John was born at Doochary, Co. Donegal on 18th October 1874 to George William Thompson, General Practitioner and Bessie Anne Thompson.  [Ref: 1901 Irish Census.  Address: House 18 Derrynacarrow, Doochary, Co. Donegal]

[Further family information would be required before this can be verified with the official birth registrations.]

On 1st June 1891 John, aged 17 joined Northern Bank at Head Office.



Northern Company Limited, Head Office, Victoria Street, Belfast


Transfers followed to Ramelton (1891), Downpatrick (1893), Lisburn (1896), Head Office (1898) and Derry (1900).


Northern Banking Company, Ramelton



Northern Banking Company Limited, Downpatrick



Northern Banking Company, Lisburn - replaced in 1920s by a new building


Northern Banking Company, Londonderry


By 1901 John was boarding in house 24, Abercorn Road, South ward, Londonderry.  His occupation is recorded as a 'Cashier in Bank'.
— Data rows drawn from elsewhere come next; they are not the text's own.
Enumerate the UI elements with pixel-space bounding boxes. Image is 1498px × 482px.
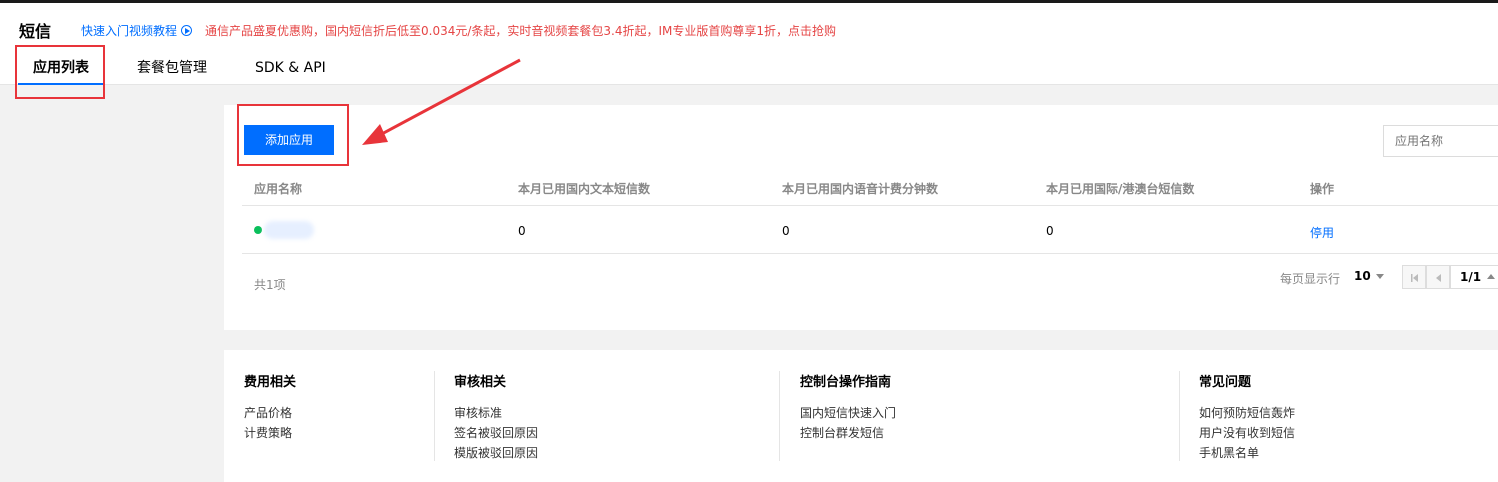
- footer-link[interactable]: 手机黑名单: [1199, 443, 1295, 463]
- column-header-intl-sms: 本月已用国际/港澳台短信数: [1046, 182, 1195, 196]
- first-page-button[interactable]: [1402, 265, 1426, 289]
- play-icon: [181, 25, 193, 36]
- footer-heading: 常见问题: [1199, 375, 1252, 390]
- footer-column-billing: 费用相关 产品价格 计费策略: [244, 371, 296, 443]
- page-size-value: 10: [1354, 269, 1371, 283]
- tab-bar: 应用列表 套餐包管理 SDK & API: [18, 55, 359, 85]
- text-sms-count: 0: [518, 224, 526, 238]
- intl-sms-count: 0: [1046, 224, 1054, 238]
- table-row: 0 0 0 停用: [242, 206, 1498, 254]
- footer-link[interactable]: 计费策略: [244, 423, 296, 443]
- prev-page-icon: [1436, 274, 1441, 282]
- promo-banner-link[interactable]: 通信产品盛夏优惠购，国内短信折后低至0.034元/条起，实时音视频套餐包3.4折…: [205, 22, 836, 39]
- app-name-search-input[interactable]: [1383, 125, 1498, 157]
- app-name-redacted[interactable]: [264, 221, 314, 239]
- footer-divider: [434, 371, 435, 461]
- disable-app-link[interactable]: 停用: [1310, 224, 1334, 241]
- tab-app-list[interactable]: 应用列表: [18, 55, 104, 85]
- video-tutorial-link[interactable]: 快速入门视频教程: [81, 22, 193, 39]
- footer-link[interactable]: 模版被驳回原因: [454, 443, 538, 463]
- table-header: 应用名称 本月已用国内文本短信数 本月已用国内语音计费分钟数 本月已用国际/港澳…: [242, 167, 1498, 206]
- tab-sdk-api[interactable]: SDK & API: [240, 55, 341, 85]
- footer-link[interactable]: 国内短信快速入门: [800, 403, 896, 423]
- page-size-select[interactable]: 10: [1354, 269, 1384, 283]
- first-page-icon: [1411, 274, 1418, 282]
- footer-link[interactable]: 审核标准: [454, 403, 538, 423]
- footer-link[interactable]: 产品价格: [244, 403, 296, 423]
- column-header-app-name: 应用名称: [254, 182, 303, 196]
- page-size-label: 每页显示行: [1280, 272, 1341, 286]
- footer-link[interactable]: 如何预防短信轰炸: [1199, 403, 1295, 423]
- column-header-voice-minutes: 本月已用国内语音计费分钟数: [782, 182, 939, 196]
- total-count: 共1项: [254, 278, 286, 292]
- prev-page-button[interactable]: [1426, 265, 1450, 289]
- column-header-action: 操作: [1310, 182, 1335, 196]
- chevron-down-icon: [1375, 273, 1384, 279]
- video-tutorial-label: 快速入门视频教程: [81, 24, 178, 38]
- app-list-card: 添加应用 应用名称 本月已用国内文本短信数 本月已用国内语音计费分钟数 本月已用…: [224, 105, 1498, 330]
- status-dot: [254, 226, 262, 234]
- footer-divider: [1179, 371, 1180, 461]
- tab-package-management[interactable]: 套餐包管理: [122, 55, 222, 85]
- column-header-text-sms: 本月已用国内文本短信数: [518, 182, 651, 196]
- add-app-button[interactable]: 添加应用: [244, 125, 334, 155]
- footer-column-faq: 常见问题 如何预防短信轰炸 用户没有收到短信 手机黑名单: [1199, 371, 1295, 463]
- footer-heading: 审核相关: [454, 375, 507, 390]
- voice-minutes-count: 0: [782, 224, 790, 238]
- page-number: 1/1: [1460, 270, 1482, 284]
- help-footer: 费用相关 产品价格 计费策略 审核相关 审核标准 签名被驳回原因 模版被驳回原因…: [224, 350, 1498, 482]
- chevron-up-icon: [1487, 274, 1496, 279]
- page-indicator[interactable]: 1/1: [1450, 265, 1498, 289]
- footer-heading: 控制台操作指南: [800, 375, 892, 390]
- page-header: 短信 快速入门视频教程 通信产品盛夏优惠购，国内短信折后低至0.034元/条起，…: [0, 3, 1498, 85]
- footer-column-console-guide: 控制台操作指南 国内短信快速入门 控制台群发短信: [800, 371, 896, 443]
- footer-link[interactable]: 签名被驳回原因: [454, 423, 538, 443]
- footer-heading: 费用相关: [244, 375, 297, 390]
- page-title: 短信: [19, 22, 52, 41]
- footer-column-review: 审核相关 审核标准 签名被驳回原因 模版被驳回原因: [454, 371, 538, 463]
- footer-link[interactable]: 用户没有收到短信: [1199, 423, 1295, 443]
- footer-link[interactable]: 控制台群发短信: [800, 423, 896, 443]
- footer-divider: [779, 371, 780, 461]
By 1911, John is boarding in house 5, Asylum Road, Londonderry Urban, Co. Londonderry.  He is recorded as a 'Sub Bank Manager'.  A possible colleague, Robert E Olden (24 - Bank Clerk) also boards in this house.

According to the Northern Bank staff record, John married a Miss McMurray, Mount Carmel (House), Ballybay, Co. Donegal. [Date unknown].

Further transfers followed to Head Office (1912) and Shercock (1914)



Northern Banking Company, Shercock - see below


During the war years 1914 to 1919 Thompson applied for enlistment but was rejected as being over age.  He would have been aged between 40 and 45 during those years.

Further transfers followed to Head Office (1916) and Dungiven – Manager (1919).

The Northern Whig dated 20th June 1921 carries an article about Dungiven Presbyterian Church.  It mentions John Thompson of Northern Bank as treasurer.

John's staff record carries a remark dated December 1922:  "Of moderate ability - he does his best in your interest", Brown.

The Northern Whig dated 28th June 1933 carries an obituary for John's father, Dr George Thompson (confirming Irish Census parents details 1901).  Dr Thompson died at his son's residence, Northern Bank, Dungiven.  John's mother predeceased his father.

John Thompson died aged 58 on 5th October 1933.


Northern Banking Company, Shercock - see below

The Buildings of Ireland website describes the Shercock branch as:


Description

Attached five-bay two-storey former bank manager's house and attached three-bay two-storey bank, built c.1900.  Now disused. Pitched slate roof with clay ridge tiles, roughcast rendered chimneystacks with profiled copings on gables and over dividing wall, cast-iron rainwater goods.  Roughcast rendered walls over raised plinth course, raised stucco quoins, stucco plat band between storeys on domestic quarters, signage fascia with profiled cornice over bank premises, channelled rustication to bank frontage.  Roughcast rendered walls to gable.  Window openings to dwelling arranged in two groups with one window at first floor centred over pair at ground floor.  One-over-one pane timber sliding sash windows having stone sills and raised stucco block-and-start Gibbsian-style surrounds, with prominent keystones to ground floor openings.  Replacement door to house having matching stucco surround with keystone.  Fixed casement windows to bank section, flanking replacement panelled door with glazed overlight.  Two-storey returns to bank and house, having roughcast rendered walls, domestic return having stepped three-light casement windows.  Outbuildings to rear.  Opens directly on to street.

Appraisal

A purpose-built former Northern Bank branch designed by Belfast architect Godfrey William Ferguson (1855-1939), architect of many of that institution's branches.  The long two-storey composition employs Classical motifs to impart a sense of solidity and permanence, but nevertheless maintains a scale and simplicity that allow it to integrate into the planned town of Shercock.  It is well detailed and of a balanced composition, retaining much of its historic fabric and character, and makes an interesting historic addition to the streetscape.